March 13th – Weekly Update

  • U.S. equities finished the week flat while new jobs data paved the way for a Federal Reserve rate hike. The S&P 500, Nasdaq and Dow Jones all experienced a slight loss. Oil took a dive hitting its lowest point since December 2016. Gold also dropped as expectations of a rate rise continue to grow. The 10-year U.S. Treasury yield closed at approximately 2.58%.
  • February nonfarm payrolls rose a seasonally adjusted 235,000, beating the 200,000 consensus. Construction jobs rose 58,000, the biggest gain since March 2007. The manufacturing industry added 28,000 positions, the most in three years. The retail sector shed 26,000 jobs, its greatest loss since late 2012.

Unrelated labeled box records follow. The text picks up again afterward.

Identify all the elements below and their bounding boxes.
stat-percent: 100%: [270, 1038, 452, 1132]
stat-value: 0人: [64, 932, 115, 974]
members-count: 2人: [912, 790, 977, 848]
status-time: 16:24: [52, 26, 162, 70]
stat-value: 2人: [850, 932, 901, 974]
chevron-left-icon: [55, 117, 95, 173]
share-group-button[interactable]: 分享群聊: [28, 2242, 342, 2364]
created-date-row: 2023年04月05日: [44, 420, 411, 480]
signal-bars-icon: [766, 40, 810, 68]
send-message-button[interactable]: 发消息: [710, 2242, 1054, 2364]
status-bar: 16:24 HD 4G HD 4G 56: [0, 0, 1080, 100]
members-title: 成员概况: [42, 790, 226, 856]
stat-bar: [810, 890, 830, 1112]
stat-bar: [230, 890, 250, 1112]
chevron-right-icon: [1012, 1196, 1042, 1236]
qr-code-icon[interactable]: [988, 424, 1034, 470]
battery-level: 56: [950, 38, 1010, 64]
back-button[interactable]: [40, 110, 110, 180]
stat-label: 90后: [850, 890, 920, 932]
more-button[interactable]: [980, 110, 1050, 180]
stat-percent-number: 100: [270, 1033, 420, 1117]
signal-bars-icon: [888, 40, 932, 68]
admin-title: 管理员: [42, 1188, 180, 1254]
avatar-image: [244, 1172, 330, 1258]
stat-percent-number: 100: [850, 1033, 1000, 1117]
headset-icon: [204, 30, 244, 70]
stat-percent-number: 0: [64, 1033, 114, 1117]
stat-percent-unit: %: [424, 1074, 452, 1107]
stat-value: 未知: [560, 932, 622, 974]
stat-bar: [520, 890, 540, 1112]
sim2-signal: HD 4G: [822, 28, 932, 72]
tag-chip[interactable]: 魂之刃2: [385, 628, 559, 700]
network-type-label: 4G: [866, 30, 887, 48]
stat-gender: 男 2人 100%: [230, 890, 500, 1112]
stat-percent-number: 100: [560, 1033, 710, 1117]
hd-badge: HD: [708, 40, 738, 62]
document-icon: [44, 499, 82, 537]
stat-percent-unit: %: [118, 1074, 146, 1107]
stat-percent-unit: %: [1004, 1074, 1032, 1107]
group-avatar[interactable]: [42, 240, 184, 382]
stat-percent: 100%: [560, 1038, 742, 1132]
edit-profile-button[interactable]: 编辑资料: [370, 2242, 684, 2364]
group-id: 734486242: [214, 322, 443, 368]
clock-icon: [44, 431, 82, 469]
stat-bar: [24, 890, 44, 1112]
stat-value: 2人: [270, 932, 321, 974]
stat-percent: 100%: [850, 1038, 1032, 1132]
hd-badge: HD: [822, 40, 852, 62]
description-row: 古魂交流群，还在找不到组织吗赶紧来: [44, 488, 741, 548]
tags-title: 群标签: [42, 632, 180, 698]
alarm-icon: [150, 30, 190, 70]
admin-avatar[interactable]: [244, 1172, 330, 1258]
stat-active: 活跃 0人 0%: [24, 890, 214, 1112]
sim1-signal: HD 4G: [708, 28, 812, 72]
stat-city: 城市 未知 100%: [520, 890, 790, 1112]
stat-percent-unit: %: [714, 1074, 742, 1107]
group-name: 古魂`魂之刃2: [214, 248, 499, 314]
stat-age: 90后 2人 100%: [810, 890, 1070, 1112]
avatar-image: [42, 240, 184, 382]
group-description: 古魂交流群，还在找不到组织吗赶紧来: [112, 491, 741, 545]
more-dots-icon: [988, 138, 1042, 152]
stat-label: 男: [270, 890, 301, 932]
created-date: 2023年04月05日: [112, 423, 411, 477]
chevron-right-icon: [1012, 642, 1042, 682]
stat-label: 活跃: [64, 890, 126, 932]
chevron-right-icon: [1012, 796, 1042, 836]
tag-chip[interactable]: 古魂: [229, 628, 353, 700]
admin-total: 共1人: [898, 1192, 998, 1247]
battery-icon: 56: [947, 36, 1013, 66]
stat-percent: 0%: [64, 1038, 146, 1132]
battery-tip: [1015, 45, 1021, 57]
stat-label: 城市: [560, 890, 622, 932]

  • The unemployment rate fell to 4.7%, in line with expectations. The labor force participation rate ticked up again. Average hourly earnings rose 0.2% month-to-month, slightly weaker than the 0.3% gain expected. However, the year-over-year rate was still in line with expectations posting a 2.8% gain. The average workweek came in at 34.4 hours, unchanged and matching the consensus.
  •  ADP reported that private payrolls increased 298,000 in February, well ahead of the 189,000 consensus and following an upwardly revised 261,000 rise in January. The February data was the strongest reading since March 2006 and (according to Bespoke) the largest beat relative to expectations since December 2011.
  • Crude oil settled at its lowest point since December 2016. The cause appeared to be the release of higher-than- expected U.S. inventory numbers. The Energy Information Administration (EIA) reported a crude oil build of 8.2M barrels, above consensus for 6.6M and representing the ninth straight week of inventory growth.
  • U.S. new orders for manufactured goods increased 1.2% month-over-month in January following a December rise of 1.3% and beating the 1% consensus. Transportation equipment orders shot up 6.2% supported by a 62.2% increase in defense aircraft and a 69.8% jump in civilian aircraft.
  • China experienced its worst export decline since 2009 posting a 2016 drop of 7.7% year-to-year. Imports were down 5.5%.
  • The UK Royal Institution of Chartered Surveyors (RICS) house price balance for February came in at 24%, in line with expectations of 23%.